If you decide to make this for a meal this Shabbat (and I hope you will!) you could totally drop a reference to the weekly portion, or not. I work full time in the Jewish community and Jewish education is my passion - so I think this kind of thing is pretty cool and would throw an unabashed reference out. But subtlety works too.

Lentil Soup with a Twang

1 tbsp Olive Oil
2/3 cup of diced celery
1/3 cup of diced onion
1/3 cup of diced carrots
3 tsp crushed garlic
2 quarts vegetable stock or water
1 1/4 cup of lentils, washed
1/2 tsp of salt
1/4 tsp pepper
2 tsp whole grain mustard
2 tsp red wine vinegar

Heat the olive oil in a large pot over medium heat. Saute all the vegetables and garlic until the onions are translucent. Add the vegetable stock and lentils, as well as the salt and pepper, and bring to a boil. Turn down the heat to a simmer and cook covered for about 30 to 45 minutes until the lentils are tender (but not too soft).

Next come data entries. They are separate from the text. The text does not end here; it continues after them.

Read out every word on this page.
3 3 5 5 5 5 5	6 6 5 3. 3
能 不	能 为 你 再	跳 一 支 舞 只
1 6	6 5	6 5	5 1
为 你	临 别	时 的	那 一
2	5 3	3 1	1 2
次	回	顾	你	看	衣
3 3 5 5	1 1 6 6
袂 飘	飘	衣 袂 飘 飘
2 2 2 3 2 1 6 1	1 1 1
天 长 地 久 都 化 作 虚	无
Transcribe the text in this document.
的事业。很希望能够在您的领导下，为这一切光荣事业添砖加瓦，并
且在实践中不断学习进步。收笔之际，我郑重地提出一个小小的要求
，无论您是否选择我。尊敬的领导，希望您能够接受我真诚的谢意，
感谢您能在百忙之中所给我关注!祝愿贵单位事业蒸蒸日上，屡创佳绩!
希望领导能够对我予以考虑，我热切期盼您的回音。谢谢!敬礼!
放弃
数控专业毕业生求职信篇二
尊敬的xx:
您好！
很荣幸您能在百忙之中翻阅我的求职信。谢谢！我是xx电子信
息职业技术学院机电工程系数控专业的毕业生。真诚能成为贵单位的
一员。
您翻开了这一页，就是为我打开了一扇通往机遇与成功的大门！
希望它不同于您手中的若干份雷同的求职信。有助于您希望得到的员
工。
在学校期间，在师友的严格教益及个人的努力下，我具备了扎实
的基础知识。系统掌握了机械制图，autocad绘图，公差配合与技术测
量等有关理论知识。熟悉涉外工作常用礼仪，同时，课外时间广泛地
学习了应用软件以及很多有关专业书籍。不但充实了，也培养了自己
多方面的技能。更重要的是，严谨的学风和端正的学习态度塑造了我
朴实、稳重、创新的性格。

Before serving, remove the pot from the heat and add the red wine vinegar and mustard.

P.S. My plan is to generally post twice a week - once on Tuesday/Wednesday with my recipe plan for Shabbat and again on Thursday/Friday with the results of how it turned out and pictures. I hope you'll enjoy these light-hearted connections to the Torah portion and that you'll come back... for a double portion.


  1. I love it!! Thanks for the shout-out :) can't wait to read more...

  2. Fun! I heard your voice as I read... made me feel like Boston and Chicago aren't that far apart. Thanks for the vegetarian recipe - I will attempt this sometime soon. love, amy

  3. I must have been channeling your energy, cause I made lentils this past shabbat without even thinking about the parsha (or so i thought, obviously i must have been!).

  4. Of course you get a shout out Shif - you are the blog's progenitor.

    Thanks Amy - glad to showcase veggie dishes. I like how the web can help us feel closer- but I can't wait to be with you guys in another month or so.

    Liore- hope your lentils were yummy - let's see if you can channel me every week :)

  5. You're off to an amazing start, Elisha! It's such an honor to have been an "insider" on this project before you launched the site. Now I'm the one anxiously awaiting your posts!

  6. I'm flattered! Now I'll get to see what it's like living in your shoes :)

  7. I made this soup this past Shabbat and it was a great addition to our meal. Plus I got to have an "Esau" moment when I was famished Saturday evening and had leftover soup and challah for dinner!

  8. Glad to hear it. Sounds like the perfect meal both times around!